The way he took the news was telling as to why the Raiders were drawn to him, as Leatherwood said he wasn’t “overwhelmed” but instead serious and under control. He already had his game face on.
“I was calm, I was ready to go,” Leatherwood said. “As soon as I got the call, I was like, ‘I don’t know who this is but it’s go time.’”
Las Vegas is counting on it being “go time” for its running game behind Leatherwood. One knock on Leatherwood coming into the draft was that he was more adept in the run game than the pass game in an NFL that every year trends more towards the latter.
But that wasn’t a detriment to the Raiders. Frustrated by a rushing attack that lacked explosion a season ago — the Raiders ranked in the bottom half of the league with only nine running plays of more than 20 yards — Mayock envisions Leatherwood making a big difference blocking for former Alabama teammate Josh Jacobs.

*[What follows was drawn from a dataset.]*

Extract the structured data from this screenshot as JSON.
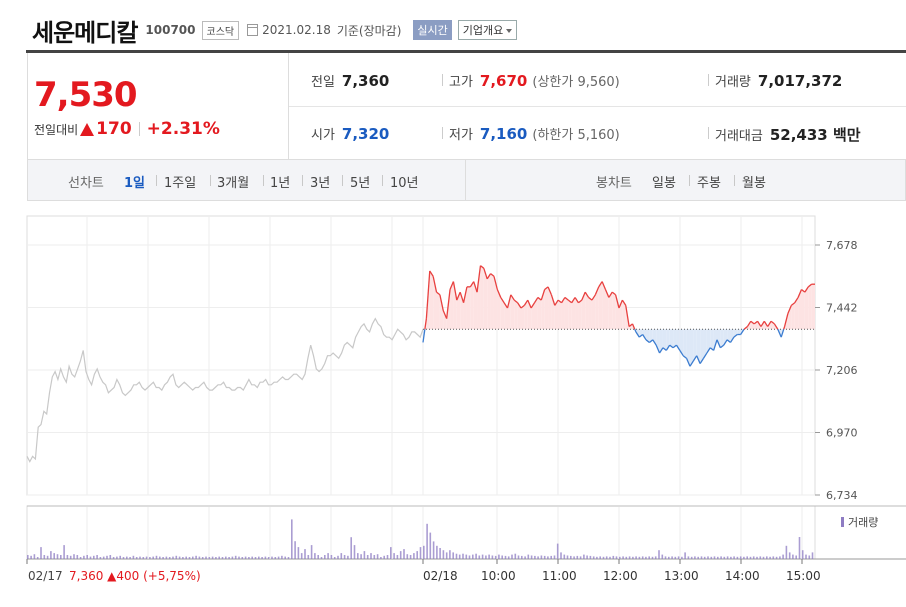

“I think we’re going to get Josh Jacobs to the second level more cleanly than we did last year,” Mayock said. “Not just because of Alex but because I think we’re getting younger, more athletic. I think we’re going to run the football and have some fun next year. I think people are going to like Leatherwood in the run game.”
Leatherwood said he was open to playing anywhere up front in Las Vegas, but Mayock has him pegged for the right tackle spot left open after the team shed salary on the offensive line last month. The hope is that offensive line coach Tom Cable can bring the best out of Leatherwood and repair some of his weaknesses, which include pass blocking and handwork.
Leatherwood “might have been (Cable’s) favorite player in the draft,” according to Mayock, and he wasn’t far off the top for anyone in the Raiders’ headquarters in Henderson. They couldn’t pass on a player they regarded so highly at arguably their biggest position of need.
“When the second floor in our building, which is all the coaches, and the third floor, which is all the scouts, when we’re all united on a conversation like Leatherwood, that makes me like the pick,” Mayock said.